Among the issues that have bogged down the talks, Mr. Einhorn said, is the question of what Iran must do with the advanced centrifuges — instruments that can enrich uranium to bomb-grade purity — that it has installed in violation of the nuclear deal. Republicans in Congress have said the centrifuges must be destroyed, but the Iranians may hope to keep them without operating them.

The sanctions that were lifted on Thursday had been imposed on former Iranian officials and companies that the State Department said in a statement had been “previously involved in the purchase, acquisition, sale, transport or marketing of Iranian petrochemical products.”

The State and Treasury Departments did explain the exact justification for removing those restrictions. Mr.
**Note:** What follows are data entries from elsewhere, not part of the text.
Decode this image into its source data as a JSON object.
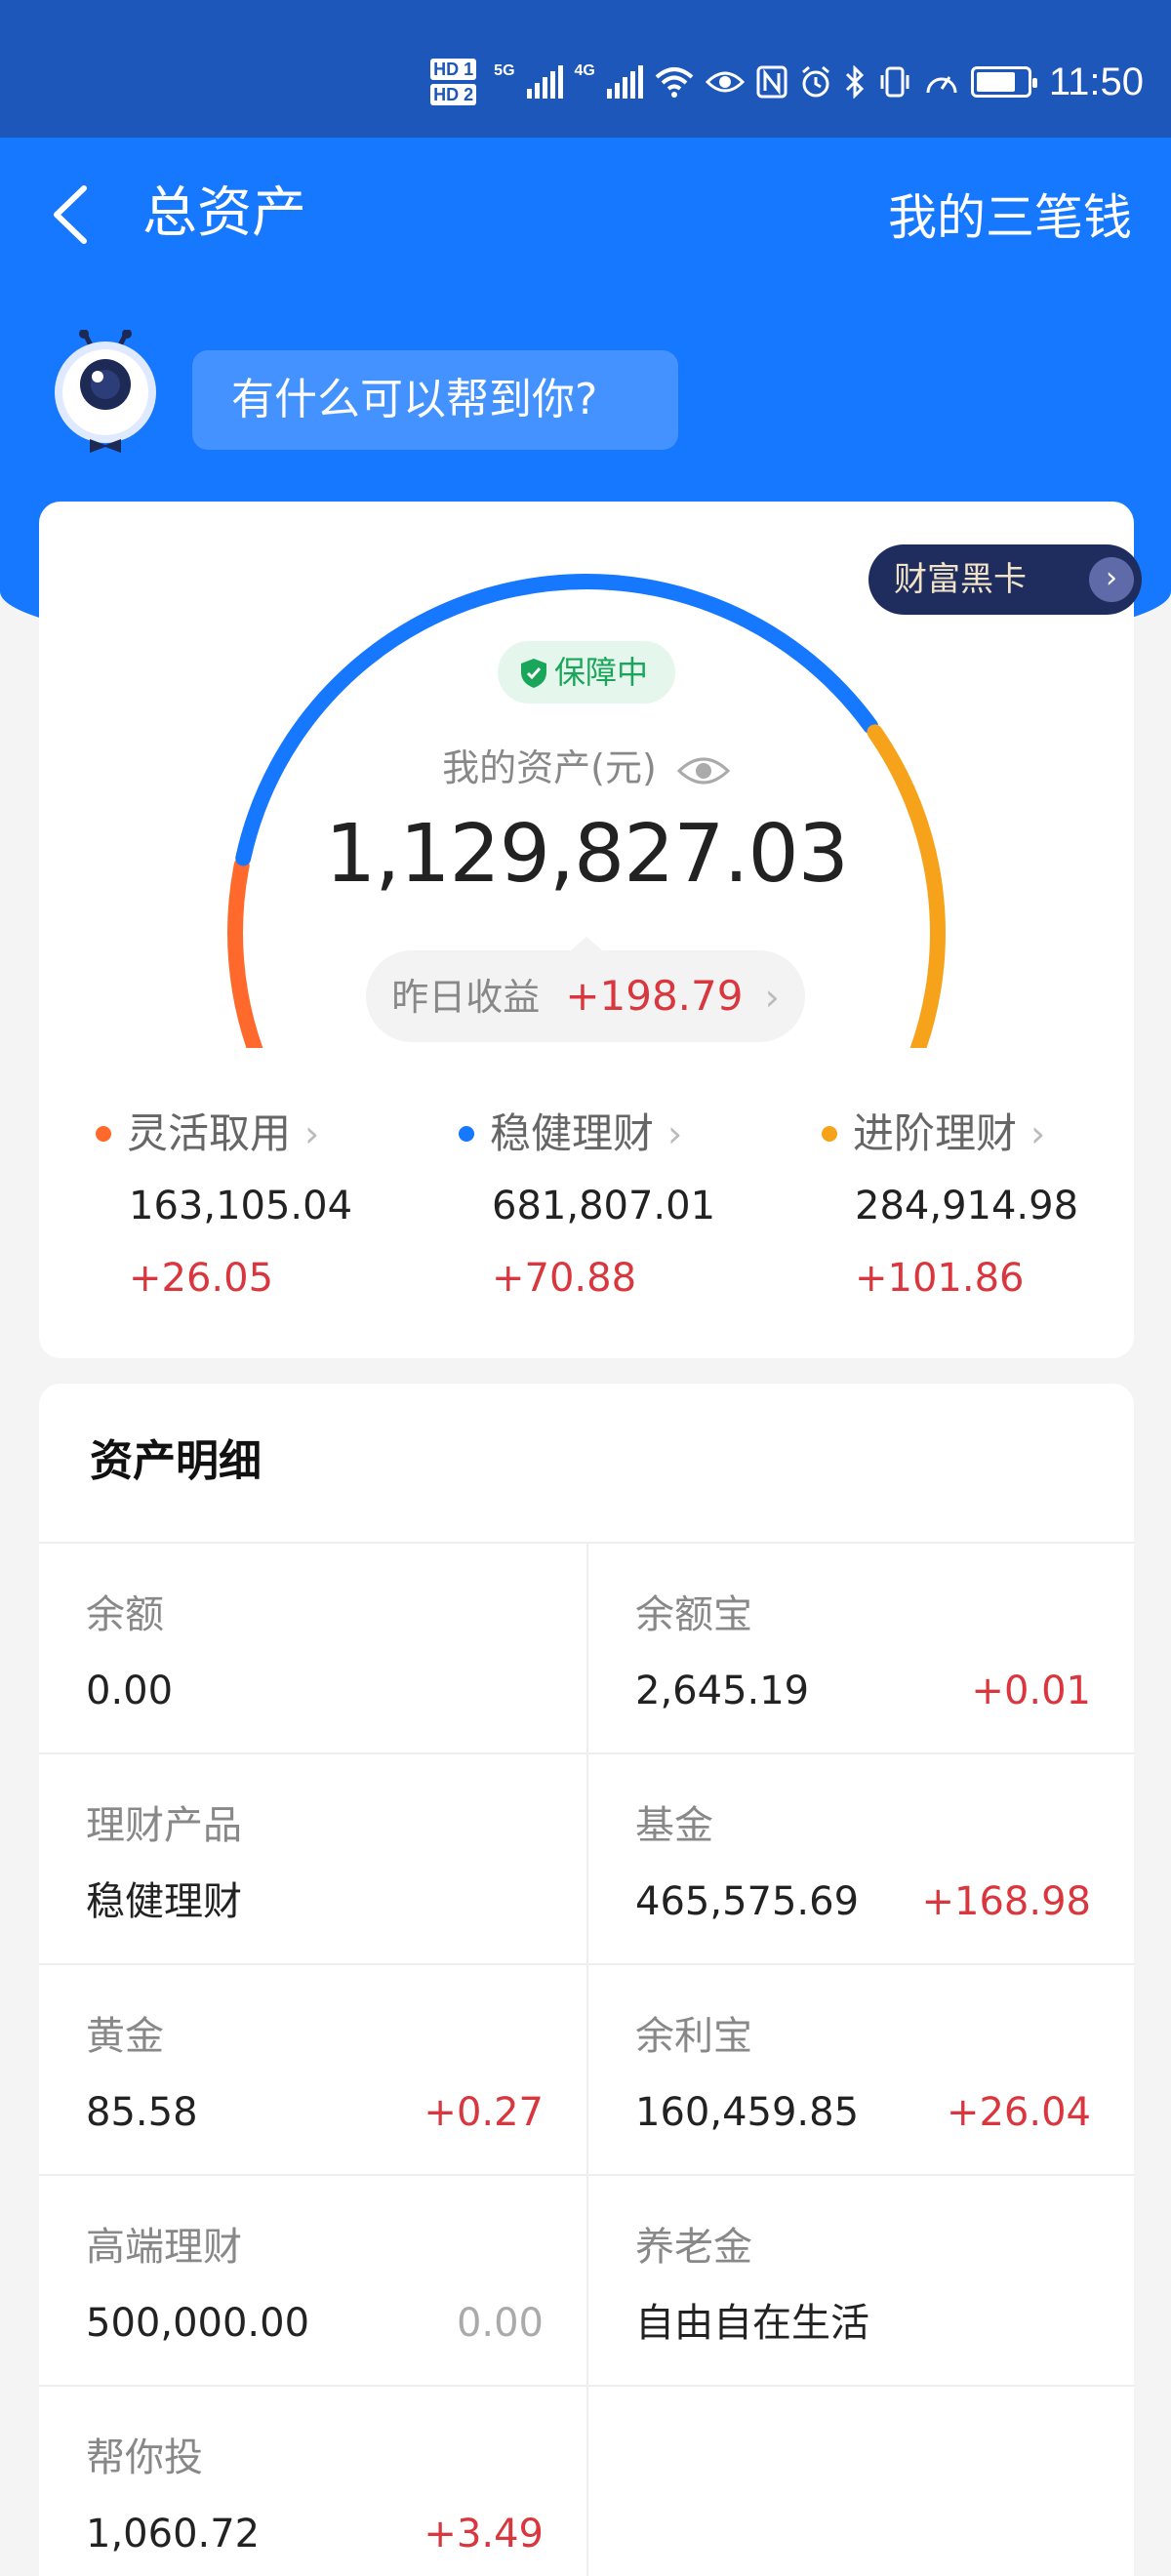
{
  "status_bar": {
    "time": "11:50",
    "network_label": "5G",
    "network2_label": "4G",
    "hd1": "HD 1",
    "hd2": "HD 2"
  },
  "nav": {
    "title": "总资产",
    "right_link": "我的三笔钱"
  },
  "assistant": {
    "prompt": "有什么可以帮到你?"
  },
  "assets_card": {
    "black_card_label": "财富黑卡",
    "protection_badge": "保障中",
    "assets_label": "我的资产(元)",
    "assets_value": "1,129,827.03",
    "yesterday_label": "昨日收益",
    "yesterday_value": "+198.79",
    "categories": [
      {
        "name": "灵活取用",
        "amount": "163,105.04",
        "change": "+26.05",
        "color": "#ff6a2c"
      },
      {
        "name": "稳健理财",
        "amount": "681,807.01",
        "change": "+70.88",
        "color": "#1677ff"
      },
      {
        "name": "进阶理财",
        "amount": "284,914.98",
        "change": "+101.86",
        "color": "#f7a21b"
      }
    ],
    "gauge_fractions": [
      0.144,
      0.604,
      0.252
    ]
  },
  "detail": {
    "title": "资产明细",
    "rows": [
      [
        {
          "label": "余额",
          "value": "0.00",
          "change": ""
        },
        {
          "label": "余额宝",
          "value": "2,645.19",
          "change": "+0.01"
        }
      ],
      [
        {
          "label": "理财产品",
          "value": "稳健理财",
          "change": ""
        },
        {
          "label": "基金",
          "value": "465,575.69",
          "change": "+168.98"
        }
      ],
      [
        {
          "label": "黄金",
          "value": "85.58",
          "change": "+0.27"
        },
        {
          "label": "余利宝",
          "value": "160,459.85",
          "change": "+26.04"
        }
      ],
      [
        {
          "label": "高端理财",
          "value": "500,000.00",
          "change": "0.00"
        },
        {
          "label": "养老金",
          "value": "自由自在生活",
          "change": ""
        }
      ],
      [
        {
          "label": "帮你投",
          "value": "1,060.72",
          "change": "+3.49"
        },
        {
          "label": "",
          "value": "",
          "change": ""
        }
      ]
    ]
  },
  "colors": {
    "header_blue": "#1677ff",
    "status_blue": "#1d57b9",
    "gain_red": "#d9363e",
    "protect_green": "#1aa65a"
  }
}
Price was not able to offer more details except that the action had been taken in response to a “petition for delisting.”

The new sanctions were imposed on a group of individuals and entities led by an Iranian identified as Sa’id Ahmad Muhammad al-Jamal. The State Department said they were involved in a “network of front companies and intermediaries” that sell oil and other commodities in the Middle East and elsewhere, funneling much of the proceeds to support the Houthis.

Mr. Biden has sought to end the long-running conflict in Yemen. The State Department on Thursday reiterated its growing frustration with the Houthis, who have been at war with a Saudi-led Arab coalition.

“It is time for the Houthis to accept a cease-fire and for all parties to resume political talks,” the State Department statement said, adding that the United States would continue to apply pressure to the Houthis, including through targeted sanctions, to advance those goals.”